Welcome to Doom9's Forum, THE in-place to be for everyone interested in DVD conversion.

Before you start posting please read the forum rules. By posting to this forum you agree to abide by the rules.

 

Go Back   Doom9's Forum > Video Encoding > MPEG-4 AVC / H.264

Reply
 
Thread Tools Search this Thread Display Modes
Old 12th January 2023, 21:29   #141  |  Link
rwill
Registered User
 
Join Date: Dec 2013
Posts: 343
Quote:
Originally Posted by FranceBB View Post
m6i.4xlarge 16c/16th AVX-512 CPU + OpenCL GPU
1h 03m
Which GPU is available in an m6i.4xlarge instance ?
rwill is offline   Reply With Quote
Old 12th January 2023, 23:16   #142  |  Link
FranceBB
Broadcast Encoder
 
FranceBB's Avatar
 
Join Date: Nov 2013
Location: Royal Borough of Kensington & Chelsea, UK
Posts: 2,883
Quote:
Originally Posted by rwill View Post
Which GPU is available in an m6i.4xlarge instance ?
Since everything you run through AWS is virtualized (unless you specifically require bare metal), it's hard to know, but I believe they're running an NVIDIA Tesla M6 8GB GDDR5.
FranceBB is offline   Reply With Quote
Old 17th January 2023, 18:52   #143  |  Link
benwaggoner
Moderator
 
Join Date: Jan 2006
Location: Portland, OR
Posts: 4,750
Quote:
Originally Posted by FranceBB View Post
I actually tested again but this time on Amazon AWS machines.
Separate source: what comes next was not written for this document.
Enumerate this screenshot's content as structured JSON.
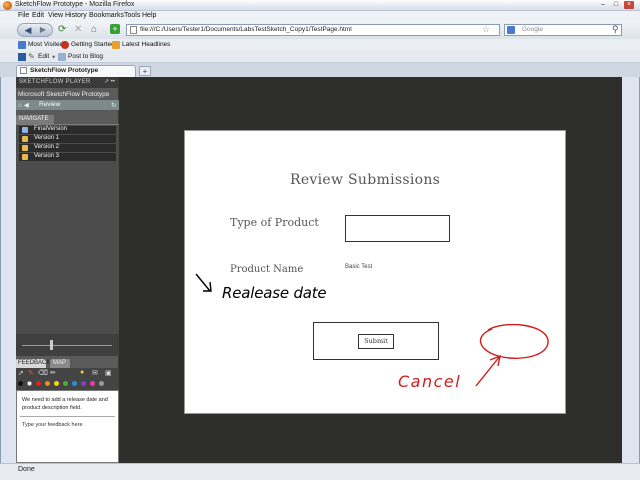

m6i.4xlarge 16c/16th AVX-512 CPU Only
1h 24m

m6i.4xlarge 16c/16th AVX-512 CPU + OpenCL GPU
1h 03m
...
adding --opencl saved around 20 min compared to not adding it.
So... yeah, it still makes sense to have it on.
Yeah, that follows the "about a 20% speedup" rule of thumb.
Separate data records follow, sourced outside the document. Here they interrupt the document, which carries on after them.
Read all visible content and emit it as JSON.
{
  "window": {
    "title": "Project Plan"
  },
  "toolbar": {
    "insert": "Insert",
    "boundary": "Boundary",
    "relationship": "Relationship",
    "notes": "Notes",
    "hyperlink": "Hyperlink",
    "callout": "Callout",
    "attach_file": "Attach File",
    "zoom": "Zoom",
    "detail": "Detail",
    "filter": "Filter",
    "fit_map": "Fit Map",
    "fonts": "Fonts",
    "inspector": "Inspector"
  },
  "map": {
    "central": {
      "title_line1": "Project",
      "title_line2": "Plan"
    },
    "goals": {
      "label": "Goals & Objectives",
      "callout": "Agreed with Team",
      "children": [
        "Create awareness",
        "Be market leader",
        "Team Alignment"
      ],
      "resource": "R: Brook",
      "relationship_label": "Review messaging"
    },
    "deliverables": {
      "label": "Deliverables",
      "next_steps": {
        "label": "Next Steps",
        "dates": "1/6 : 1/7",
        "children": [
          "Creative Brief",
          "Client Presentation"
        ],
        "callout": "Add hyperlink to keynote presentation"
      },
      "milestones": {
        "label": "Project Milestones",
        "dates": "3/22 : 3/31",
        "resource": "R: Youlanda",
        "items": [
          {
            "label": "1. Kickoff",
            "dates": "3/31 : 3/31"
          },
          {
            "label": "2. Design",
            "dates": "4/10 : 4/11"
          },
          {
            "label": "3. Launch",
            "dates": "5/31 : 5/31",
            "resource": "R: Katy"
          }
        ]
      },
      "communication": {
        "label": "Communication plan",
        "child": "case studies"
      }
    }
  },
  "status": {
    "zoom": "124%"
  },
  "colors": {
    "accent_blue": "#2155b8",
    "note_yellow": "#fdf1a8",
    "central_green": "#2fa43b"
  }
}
That said, a c6a.4xlarge (AMD EPYC 7R13) may well offer the same performance software-only at a lower per-hour instance cost.
__________________
Ben Waggoner
Principal Video Specialist, Amazon Prime Video

My Compression Book
benwaggoner is offline   Reply With Quote
Old 10th February 2023, 11:36   #144  |  Link
DTL
Registered User
 
Join Date: Jul 2018
Posts: 1,041
Quote:
Originally Posted by LoRd_MuldeR View Post
Probably there simply are no "high bit-depth" functions that would benefit from AVX-512 instructions, or at least nobody nobody cared enough about AVX-512 to figure it out
As from old intel whitepaper from start of x265 at the start of 201x - https://www.intel.com/content/dam/de...265-avx512.pdf

The >8bit MPEGs more benefit from AVX512 because it uses 2x wider computing of source and result and immediate numbers (16bit for src and out and 32bit immediate) in compare with 8bit MPEGs (8bit src and out and 16bit immediate possible). Median performance boost from AVX512 over AVX2 is about 40% at 'processing kernels' of MPEG encoder.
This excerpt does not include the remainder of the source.